Леонардо да Винчи - Алексей Гастев
Шрифт:
Интервал:
Закладка:
И если бы ты даже имел любовь к предмету, тебя отшатнуло бы отвращение, и если бы даже не отшатнуло оно, то, может быть, тебе помешал бы страх находиться в ночную пору в обществе подобных разрезанных на части, ободранных, страшных видом своим мертвецов; и даже если это не помешало бы тебе, быть может, будет недоставать тебе точности рисунка, необходимой в подобных изображениях. И если бы ты овладел рисунком, у тебя не было бы еще знания перспективы; и даже если бы рисунок и сопровождался знанием последней, то требовался бы еще строй геометрического доказательства и метод расчета сил и крепости мышц. И, может быть, терпения не хватит у тебя, и ты не будешь прилежен. Обладал ли я всем этим или нет, об этом дадут ответ 120 мною составленных книг, причем не мешали мне ни корысть, ни нерадение, а только время. Прощай.

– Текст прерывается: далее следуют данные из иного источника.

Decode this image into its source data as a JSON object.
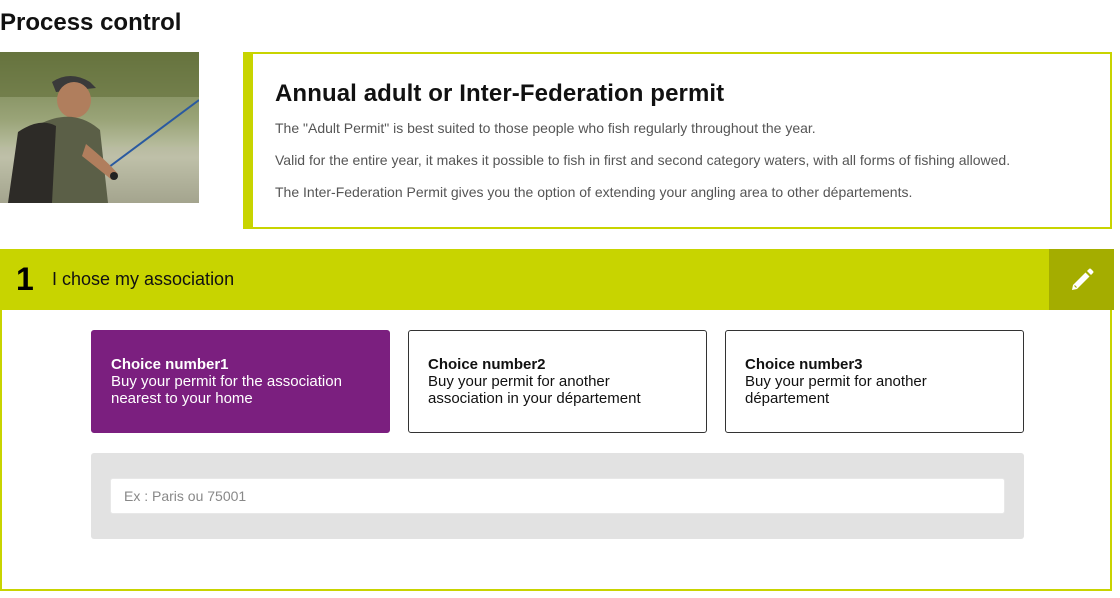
{
  "page": {
    "title": "Process control"
  },
  "intro": {
    "title": "Annual adult or Inter-Federation permit",
    "paragraphs": [
      "The \"Adult Permit\" is best suited to those people who fish regularly throughout the year.",
      "Valid for the entire year, it makes it possible to fish in first and second category waters, with all forms of fishing allowed.",
      "The Inter-Federation Permit gives you the option of extending your angling area to other départements."
    ],
    "accent_color": "#c8d400"
  },
  "step": {
    "number": "1",
    "label": "I chose my association",
    "edit_icon": "pencil-icon",
    "header_color": "#c8d400",
    "edit_bg_color": "#a4ad00"
  },
  "choices": [
    {
      "title": "Choice number1",
      "desc": "Buy your permit for the association nearest to your home",
      "selected": true
    },
    {
      "title": "Choice number2",
      "desc": "Buy your permit for another association in your département",
      "selected": false
    },
    {
      "title": "Choice number3",
      "desc": "Buy your permit for another département",
      "selected": false
    }
  ],
  "selected_color": "#7b1f7f",
  "search": {
    "placeholder": "Ex : Paris ou 75001",
    "value": ""
  }
}
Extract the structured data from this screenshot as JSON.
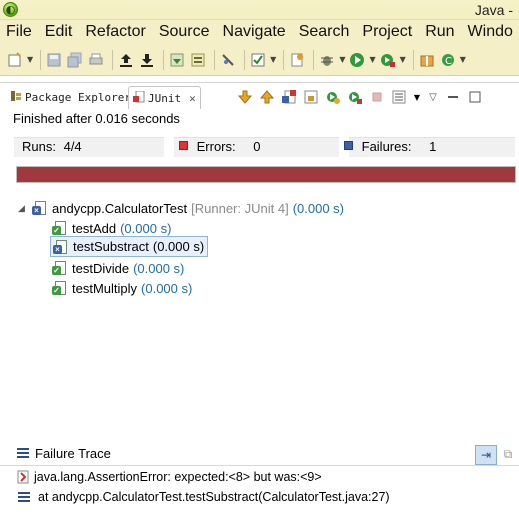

Но одно дело, как мы о себе думаем, другое – как о нас напишут впоследствии, если найдется трудолюбивый человек, который станет для этого стараться, и совершенно иное, какими мы представляемся нашим знакомым: при том, что привыкание делает людей отчасти слепыми, мнения доброжелательного человека и ненавидящего различны. Завидующие Мастеру немцы, кичась якобы свойственной им преимущественно перед жителями Италии чистоплотностью, к анатомическому свинству относят каждую вещь, если унюхают приставший каким-либо образом запах мертвого тела. На самом же деле, когда исследователю необходимо иметь возле себя какие-нибудь отдельные органы для наиболее внимательного изучения, он их приготавливает путем вымачивания в проточной воде или же кипятит или высушивает, так что не остается малейшего запаха. Конечно, если невидимые частицы гнездятся в складках одежды или в трещинах кожи на руках, их оттуда не выкуришь; однако они оказываются настолько ничтожны, что, помимо самого носителя, никто другой не может их обнаружить. Тем не менее Мастера обвинили, будто под постелью он держит отрезанные головы, а в ретортах сохраняет глаза, которые отдельно добывает на кладбищах и варит в кипятке, как если это куриные яйца.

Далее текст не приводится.